Abolition by expansion eyed for Legco trade seats
The legislature's functional constituencies should be abolished, and the best way to achieve that is by allowing more people to vote in them, a leading researcher on the evolution of Hong Kong's political system has proposed.
'Don't chop them, feed them,' said Michael DeGolyer, director of the Hong Kong Transition Project, as he released a report outlining a two-step expansion of functional constituency franchises in the lead-up to universal suffrage in 2020.
The second step reprises the functional constituency reforms proposed by Hong Kong's last governor, Chris Patten, in 1992. Lord Patten's reforms gave every working Hongkonger a vote in a functional constituency and in a directly elected seat in the 1995 legislative election.

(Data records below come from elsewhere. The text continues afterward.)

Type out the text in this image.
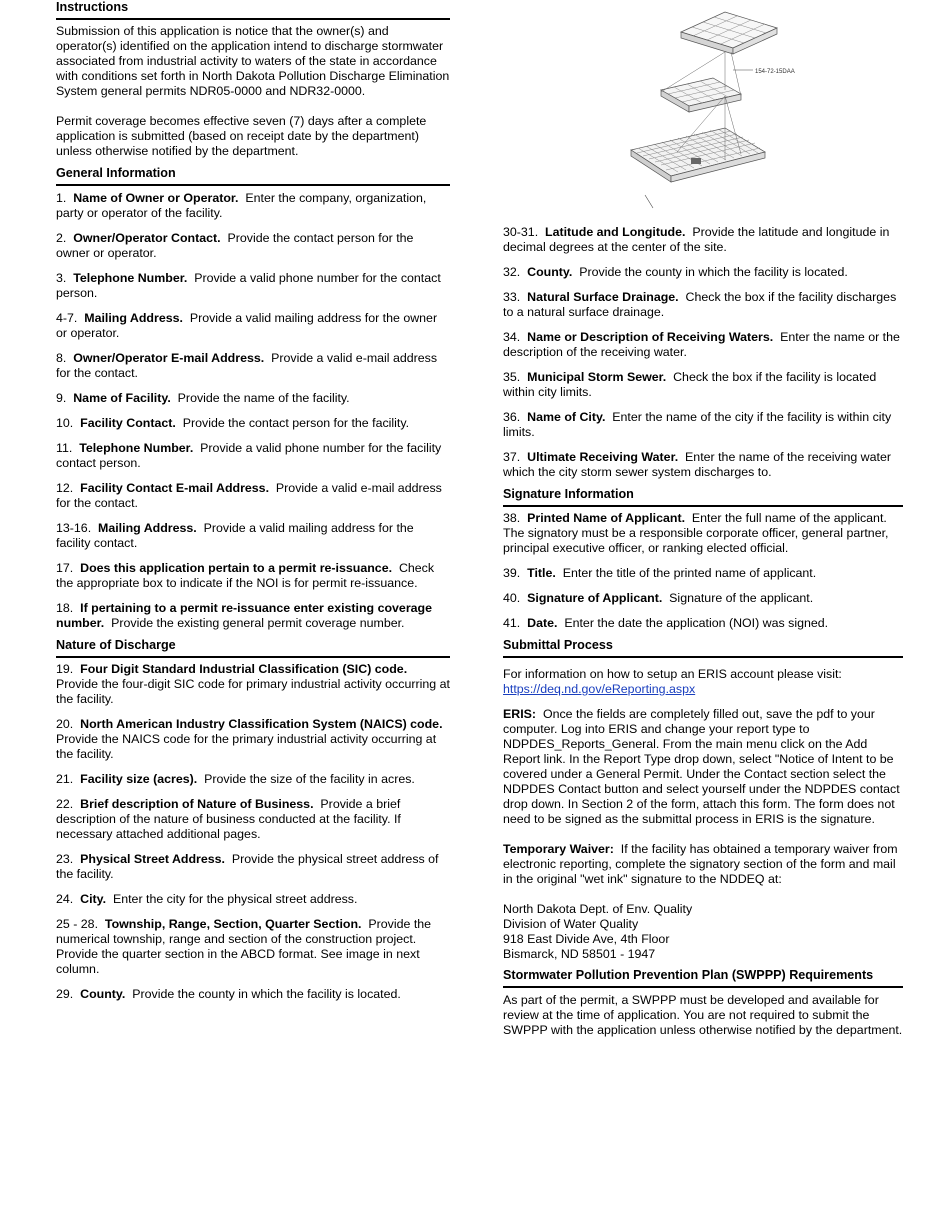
Instructions

Submission of this application is notice that the owner(s) and operator(s) identified on the application intend to discharge stormwater associated from industrial activity to waters of the state in accordance with conditions set forth in North Dakota Pollution Discharge Elimination System general permits NDR05-0000 and NDR32-0000.

Permit coverage becomes effective seven (7) days after a complete application is submitted (based on receipt date by the department) unless otherwise notified by the department.

General Information

1. Name of Owner or Operator. Enter the company, organization, party or operator of the facility.

2. Owner/Operator Contact. Provide the contact person for the owner or operator.

3. Telephone Number. Provide a valid phone number for the contact person.

4-7. Mailing Address. Provide a valid mailing address for the owner or operator.

8. Owner/Operator E-mail Address. Provide a valid e-mail address for the contact.

9. Name of Facility. Provide the name of the facility.

10. Facility Contact. Provide the contact person for the facility.

11. Telephone Number. Provide a valid phone number for the facility contact person.

12. Facility Contact E-mail Address. Provide a valid e-mail address for the contact.

13-16. Mailing Address. Provide a valid mailing address for the facility contact.

17. Does this application pertain to a permit re-issuance. Check the appropriate box to indicate if the NOI is for permit re-issuance.

18. If pertaining to a permit re-issuance enter existing coverage number. Provide the existing general permit coverage number.

Nature of Discharge

19. Four Digit Standard Industrial Classification (SIC) code.  Provide the four-digit SIC code for primary industrial activity occurring at the facility.

20. North American Industry Classification System (NAICS) code.  Provide the NAICS code for the primary industrial activity occurring at the facility.

21. Facility size (acres). Provide the size of the facility in acres.

22. Brief description of Nature of Business. Provide a brief description of the nature of business conducted at the facility. If necessary attached additional pages.

23. Physical Street Address. Provide the physical street address of the facility.

24. City. Enter the city for the physical street address.

25 - 28. Township, Range, Section, Quarter Section. Provide the numerical township, range and section of the construction project. Provide the quarter section in the ABCD format. See image in next column.

29. County. Provide the county in which the facility is located.

154-72-15DAA

30-31. Latitude and Longitude. Provide the latitude and longitude in decimal degrees at the center of the site.

32. County. Provide the county in which the facility is located.

33. Natural Surface Drainage. Check the box if the facility discharges to a natural surface drainage.

34. Name or Description of Receiving Waters. Enter the name or the description of the receiving water.

35. Municipal Storm Sewer. Check the box if the facility is located within city limits.

36. Name of City. Enter the name of the city if the facility is within city limits.

37. Ultimate Receiving Water. Enter the name of the receiving water which the city storm sewer system discharges to.

Signature Information

38. Printed Name of Applicant. Enter the full name of the applicant. The signatory must be a responsible corporate officer, general partner, principal executive officer, or ranking elected official.

39. Title. Enter the title of the printed name of applicant.

40. Signature of Applicant. Signature of the applicant.

41. Date. Enter the date the application (NOI) was signed.

Submittal Process

For information on how to setup an ERIS account please visit: https://deq.nd.gov/eReporting.aspx

ERIS: Once the fields are completely filled out, save the pdf to your computer. Log into ERIS and change your report type to NDPDES_Reports_General. From the main menu click on the Add Report link. In the Report Type drop down, select "Notice of Intent to be covered under a General Permit. Under the Contact section select the NDPDES Contact button and select yourself under the NDPDES contact drop down. In Section 2 of the form, attach this form. The form does not need to be signed as the submittal process in ERIS is the signature.

Temporary Waiver: If the facility has obtained a temporary waiver from electronic reporting, complete the signatory section of the form and mail in the original "wet ink" signature to the NDDEQ at:

North Dakota Dept. of Env. Quality
Division of Water Quality
918 East Divide Ave, 4th Floor
Bismarck, ND 58501 - 1947
Stormwater Pollution Prevention Plan (SWPPP) Requirements

As part of the permit, a SWPPP must be developed and available for review at the time of application. You are not required to submit the SWPPP with the application unless otherwise notified by the department.
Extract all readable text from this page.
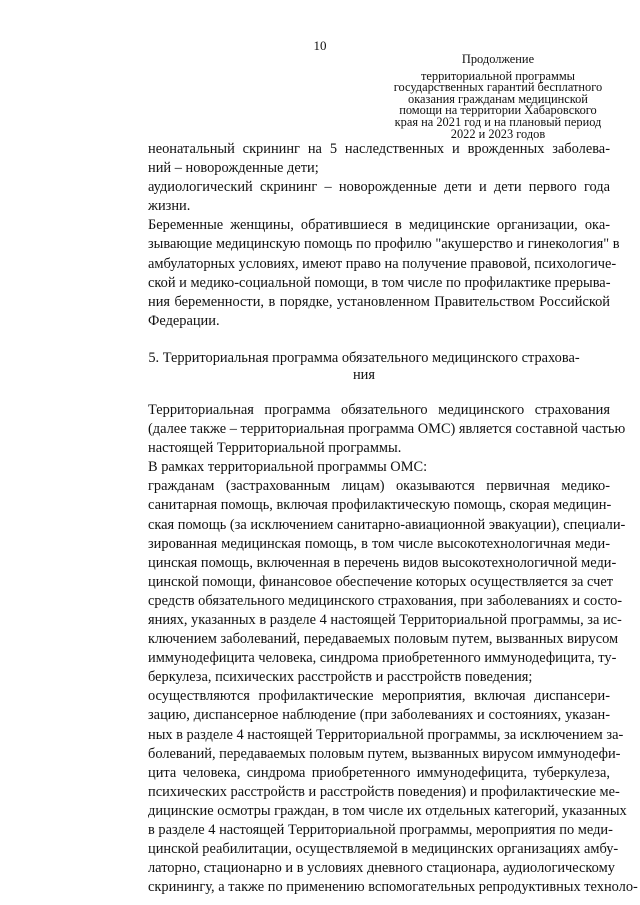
10
Продолжение
территориальной программы
государственных гарантий бесплатного
оказания гражданам медицинской
помощи на территории Хабаровского
края на 2021 год и на плановый период
2022 и 2023 годов

неонатальный скрининг на 5 наследственных и врожденных заболева-
ний – новорожденные дети;

аудиологический скрининг – новорожденные дети и дети первого года
жизни.

Беременные женщины, обратившиеся в медицинские организации, ока-
зывающие медицинскую помощь по профилю "акушерство и гинекология" в
амбулаторных условиях, имеют право на получение правовой, психологиче-
ской и медико-социальной помощи, в том числе по профилактике прерыва-
ния беременности, в порядке, установленном Правительством Российской
Федерации.

5. Территориальная программа обязательного медицинского страхова-
ния

Территориальная программа обязательного медицинского страхования
(далее также – территориальная программа ОМС) является составной частью
настоящей Территориальной программы.

В рамках территориальной программы ОМС:

гражданам (застрахованным лицам) оказываются первичная медико-
санитарная помощь, включая профилактическую помощь, скорая медицин-
ская помощь (за исключением санитарно-авиационной эвакуации), специали-
зированная медицинская помощь, в том числе высокотехнологичная меди-
цинская помощь, включенная в перечень видов высокотехнологичной меди-
цинской помощи, финансовое обеспечение которых осуществляется за счет
средств обязательного медицинского страхования, при заболеваниях и состо-
яниях, указанных в разделе 4 настоящей Территориальной программы, за ис-
ключением заболеваний, передаваемых половым путем, вызванных вирусом
иммунодефицита человека, синдрома приобретенного иммунодефицита, ту-
беркулеза, психических расстройств и расстройств поведения;

осуществляются профилактические мероприятия, включая диспансери-
зацию, диспансерное наблюдение (при заболеваниях и состояниях, указан-
ных в разделе 4 настоящей Территориальной программы, за исключением за-
болеваний, передаваемых половым путем, вызванных вирусом иммунодефи-
цита человека, синдрома приобретенного иммунодефицита, туберкулеза,
психических расстройств и расстройств поведения) и профилактические ме-
дицинские осмотры граждан, в том числе их отдельных категорий, указанных
в разделе 4 настоящей Территориальной программы, мероприятия по меди-
цинской реабилитации, осуществляемой в медицинских организациях амбу-
латорно, стационарно и в условиях дневного стационара, аудиологическому
скринингу, а также по применению вспомогательных репродуктивных техноло-
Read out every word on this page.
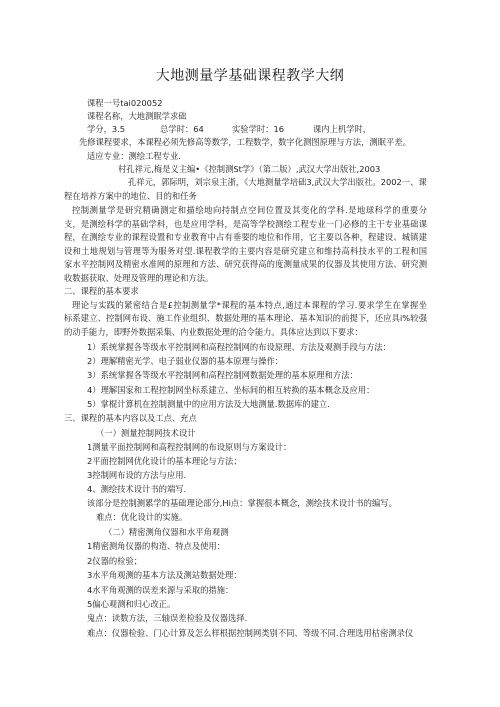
大地测量学基础课程教学大纲
课程一号tai020052
课程名称，大地测眠学求础
学分，3.5	总学时：64	实验学时：16	课内上机学时，
先修课程要求，本课程必须先修高等数学，工程数学，数字化测图原理与方法，测眠平差。
适应专业：测绘工程专业.
村孔祥元,梅是义主编•《控制测St学》（第二版）,武汉大学出版社,2003
孔祥元，郭际明，刘宗泉主浙，《大地测量学培础3,武汉大学出版社。2002一、课
程在培养方案中的地位、目的和任务
控制测量学是研究精确测定和描绘地向持制点空间位置及其变化的学科.是地球科学的重要分
支，是测绘科学的基础学科，也是应用学科，是高等学校测绘工程专业一门必修的主干专业基础课
程，在测绘专业的课程设置和专业教育中占有垂要的地位和作用，它主要以各种，程建设、城镇建
设和土地规划与管理等为服务对望.课程教学的主要内容是研究建立和维持高科技水平的工程和国
家水平控制网及精密水准网的原理和方法、研究获得高的度测量成果的仪器及其使用方法、研究测
收数据获取、处理及管理的理论和方法。
二、课程的基本要求
理论与实践的紧密结合是£控制测量学*课程的基本特点,通过本课程的学习.要求学生在掌握坐
标系建立、控制网布设、施工作业组织、数据处理的基本理论、基本知识的前提下，还应具i%较强
的动手能力，即野外数据采集、内业数据处理的洽令能力。具体应达到以下要求：
1）系统掌握各等级水平控制网和高程控制网的布设原理、方法及观测手段与方法：
2）理解精密光学、电子弱业仪器的基本原理与操作：
3）系统掌握各等级水平控制网和高程控制网数据处理的基本原理和方法：
4）理解国家和工程控制网坐标系建立、坐标间的相互转换的基本概念及应用：
5）掌棍计算机在控制测量中的应用方法及大地测量.数据库的建立.
三、课程的基本内容以及工点、充点
（一）测量控制网技术设计
1测量平面控制网和高程控制网的布设原则与方案设计：
2平面控制网优化设计的基本理论与方法；
3控制网布设的方法与应用.
4、测绘技术设计书的端写.
该部分是控制测累学的基础理论部分,Hi点：掌握很本概念，测绘技术设计书的编写。
难点：优化设计的实施。
（二）精密测角仪器和水平角观测
1精密测角仪器的构造、特点及使用：
2仪器的检验；
3水平角观测的基本方法及测站数据处理：
4水平角观测的误差来源与采取的措施：
5偏心观测和归心改正。
鬼点：读数方法，三轴误差检验及仪器选择.
难点：仪器检验、门心计算及怎么样根据控制网类别不同、等级不同.合理选用枯密测录仪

The report is based on the responses of voters and potential voters to questions about the future of functional constituencies. The survey was co-sponsored by the National Democratic Institute for International Affairs, a non-partisan US government body working to support and strengthen global democracy, and the Community Development Initiative Foundation, a non-profit local body that provides a platform for groups and think-tanks to collaborate for a common purpose.
Professor DeGolyer said the impasse over scrapping functional constituencies was not because members were sceptical about a fully directly elected legislature, but because they were unwilling to see their constituency scrapped before others.
His team's study found more support among functional constituency voters than others for the idea that ending the constituencies' disproportionate power would make government policies fairer.